[SOLVED] Can I use "cURL" or "wget" to click on the links on a page?

n00b_noob · 03-25-2021, 11:23 AM

Hello,
On a web page, I want to click on all links. Can I use "cURL" or "wget" for this task?
I saw https://askubuntu.com/questions/6390...tiple-webpages and also found below "wget" command:

Code:

$ wget -r -p -k http://website

But, it download whole of a web site. I just want to click on all links on a page. For example, Consider https://www.amazon.com/s?k=linux&i=s...ref=nb_sb_noss URL, you can see a list of books on that page, I want to use cURL or wget tool, to click on all books on that page.

Thank you.

crts · 03-25-2021, 12:28 PM

No, you cannot 'click' with wget or curl. You may be able to simulate a 'click' by transmitting the data that may have been transmitted as a result from a 'click' but therefor you would first need to analyze the traffic that results from aforementioned 'click'.

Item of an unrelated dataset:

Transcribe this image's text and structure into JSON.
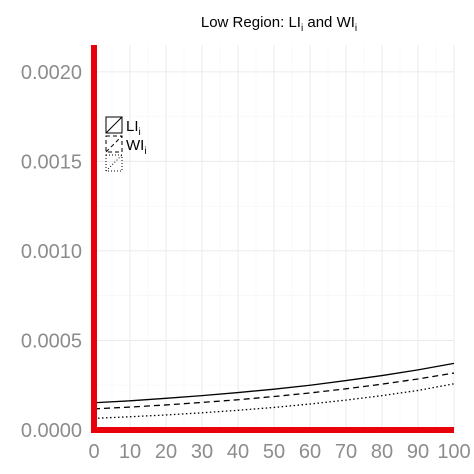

Besides, some websites are implemented almost entirely with javascript and clicks may be processed entirely by javascript. Neither of those CLI tools can process javascript.

dc.901 · 03-25-2021, 02:00 PM

So, I am assuming you want to "crawl" and "scrape" website(s). You can do that, but I doubt it will be with a single line...

Here are some references (and there are many more if you search):
https://www.petergroom.com/index.php...ape-a-web-page
https://data36.com/web-scraping-tuto...age-with-bash/

teckk · 03-25-2021, 02:51 PM

I don't know why you would want to do that, but first step would be to get the hyperlinks.

Code:

url="https://www.amazon.com/s?k=linux&i=stripbooks-intl-ship&ref=nb_sb_noss"

agent="Mozilla/5.0 (Windows NT 10.1; Win64; x64; rv:86.0) Gecko/20100101 Firefox/86.0"

wget -k -U "$agent" "$url" -O myfile.html

grep -Eo "(http|https)://[a-zA-Z0-9./?=_-]*" myfile.html

And that is not everything, just what is specified on the page. Look at myfile.html. Lots of server side scripts on that page that render other pages.

You could intercept the requests that a web browsers engine makes and print them.

Scraping for some content would be easier and do-able.

n00b_noob · 03-27-2021, 01:45 AM

Thank you.
I found below command:

Code:

$ curl URL 2>&1 | grep -o -E 'href="([^"#]+)"' | cut -d'"' -f2

It extracted all links, but I need to change it. I just want all links that started with "/text/" string. How can I change above command to just show all links that started with "/text/" string?

berndbausch · 03-27-2021, 06:49 AM

The easiest solution would be to append

Code:

grep ^/text/

to the pipeline. That only displays those lines that start with /text/.

n00b_noob · 03-29-2021, 10:03 AM

Thanks.
I used below command:

Code:

$ curl https://www.URL.com 2>&1 | grep -o -E 'href="([^"#]+)"' | cut -d'"' -f2 | grep ^/text/ > out.txt

The out.txt file includes the links that I wanted. How can I add "https://www.URL.com" to the beginning of each line in the out.txt file?

berndbausch · 03-29-2021, 05:46 PM

Quote:

Originally Posted by n00b_noob

The out.txt file includes the links that I wanted. How can I add "https://www.URL.com" to the beginning of each line in the out.txt file?

Add this to the pipeline:

Code:

sed 's|^|https://www.url.com|'

Or better, you can incorporate the grep into the sed:

Code:

sed -n 's|^/text/|https://www.url.com/text/|p'

I suggest you read the sed guide. Link is in my signature.

n00b_noob · 03-31-2021, 07:01 AM

Thank you.

I did:

Code:

$ curl https://www.URL.com 2>&1 | grep -o -E 'href="([^"#]+)"' | cut -d'"' -f2 | grep ^/text/ | sed 's|^|https://www.URL.com|' > out.txt
$ wget -i out.txt -O /dev/null